J'ai beaucoup de mal avec les westerns spaghettis. L'époque et le cadre me plaisent, l'esthétique est cool, la mise en scène est assez intéressante (notamment chez Sergio Leone), mais c'est un genre qui a énormément vieillit. De ce fait, je n'arrive pas à apprécier à leur juste valeur ces films pourtant cultes (sauf deux ou trois exceptions). En fait, je rêvais d'un western spaghetti modernisé, plus adapté aux standards cinématographiques actuels.
Johnnie To a répondu à mon appel !
Exilé copie sans retenue les codes caractéristiques du western spaghetti. Les plans larges, les longs silences, les musiques posées et mystérieuses, les duels de regard, etc...
Sauf que c'est un western hong-kongais et à la place des cow-boys errants on a droit à des mafieux errants, et à la place des USA, on a droit à Macao.
Bon, je caricature un peu, ce n'est pas qu'une simple transposition, mais globalement, Exilé se savoure comme Il Était une Fois dans l'Ouest.
Ce qui m'a personnellement impressionné, c'est cette capacité qu'à To de s'approprier des codes déjà bien rodés pour y ajouter sa touche personnelle sans que cela ne nuise à l'intégrité de l'œuvre
Exilé se réinvente constamment et ne cessera de nous impressionner jusqu'à la fin.
Les gunfights sont écrasant de classe et très stylisés. Certains passages valent le détour, comme le début, dans l'appartement de Wo, ou l'attaque du transport de fond, ou encore dans l'appartement du chirurgien. La tension y est palpable et la mise en scène foutrement bien fichue ! Le cadrage y est d'ailleurs pour beaucoup.
Ce qui m'a également étonné, ce sont les thèmes abordés par le film. Il se présente comme un banal polar/action hong-kongais avec les sempiternelles triades, et blablabla... En réalité, Exilé est un film parlant d'amitié. Les personnages, pris individuellement, sont assez creux, mais se complètent tous et en deviennent assez attachants. C'est d'ailleurs grâce à ça que l'on accroche au scénario, que l'on se sent impliqué, et pas grâce à l'histoire, bien trop convenue.

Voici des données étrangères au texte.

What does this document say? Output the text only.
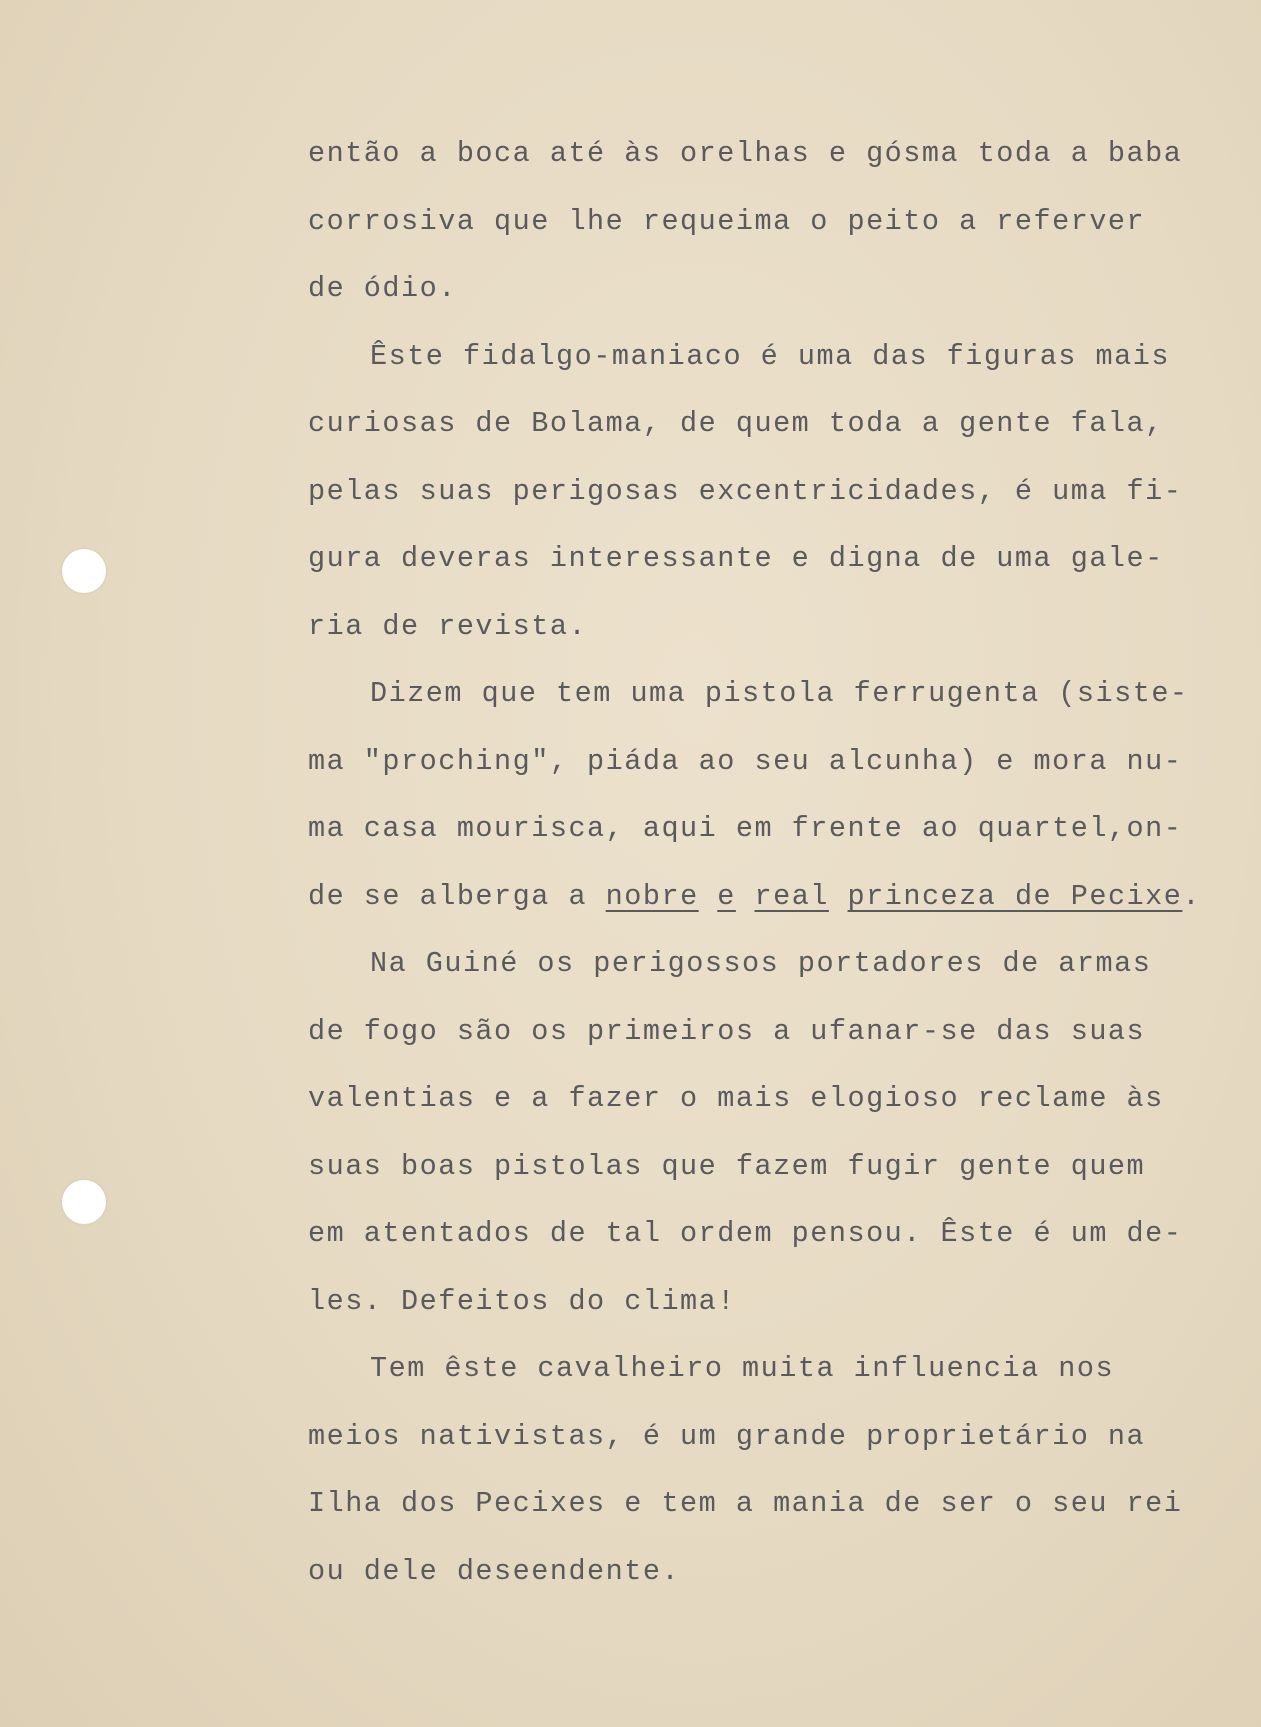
então a boca até às orelhas e gósma toda a baba
corrosiva que lhe requeima o peito a referver
de ódio.
Êste fidalgo-maniaco é uma das figuras mais
curiosas de Bolama, de quem toda a gente fala,
pelas suas perigosas excentricidades, é uma fi-
gura deveras interessante e digna de uma gale-
ria de revista.
Dizem que tem uma pistola ferrugenta (siste-
ma "proching", piáda ao seu alcunha) e mora nu-
ma casa mourisca, aqui em frente ao quartel,on-
de se alberga a nobre e real princeza de Pecixe.
Na Guiné os perigossos portadores de armas
de fogo são os primeiros a ufanar-se das suas
valentias e a fazer o mais elogioso reclame às
suas boas pistolas que fazem fugir gente quem
em atentados de tal ordem pensou. Êste é um de-
les. Defeitos do clima!
Tem êste cavalheiro muita influencia nos
meios nativistas, é um grande proprietário na
Ilha dos Pecixes e tem a mania de ser o seu rei
ou dele deseendente.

Finalement, je n'ai qu'un seul grief à adresser à Exilé : la place mineure de la femme de Wo qui apparait et disparait bien trop vite de l'écran alors que son rôle à la fin est important.
S'il faut regarder Exilé ? Bien sûr ! Johnnie To prouve dans ce film que le style HK est loin d'être rangé parmi les vieilleries et envoie un magnifique coup de latte accompagné d'un remarquable bras d'honneur à tous les polars américains.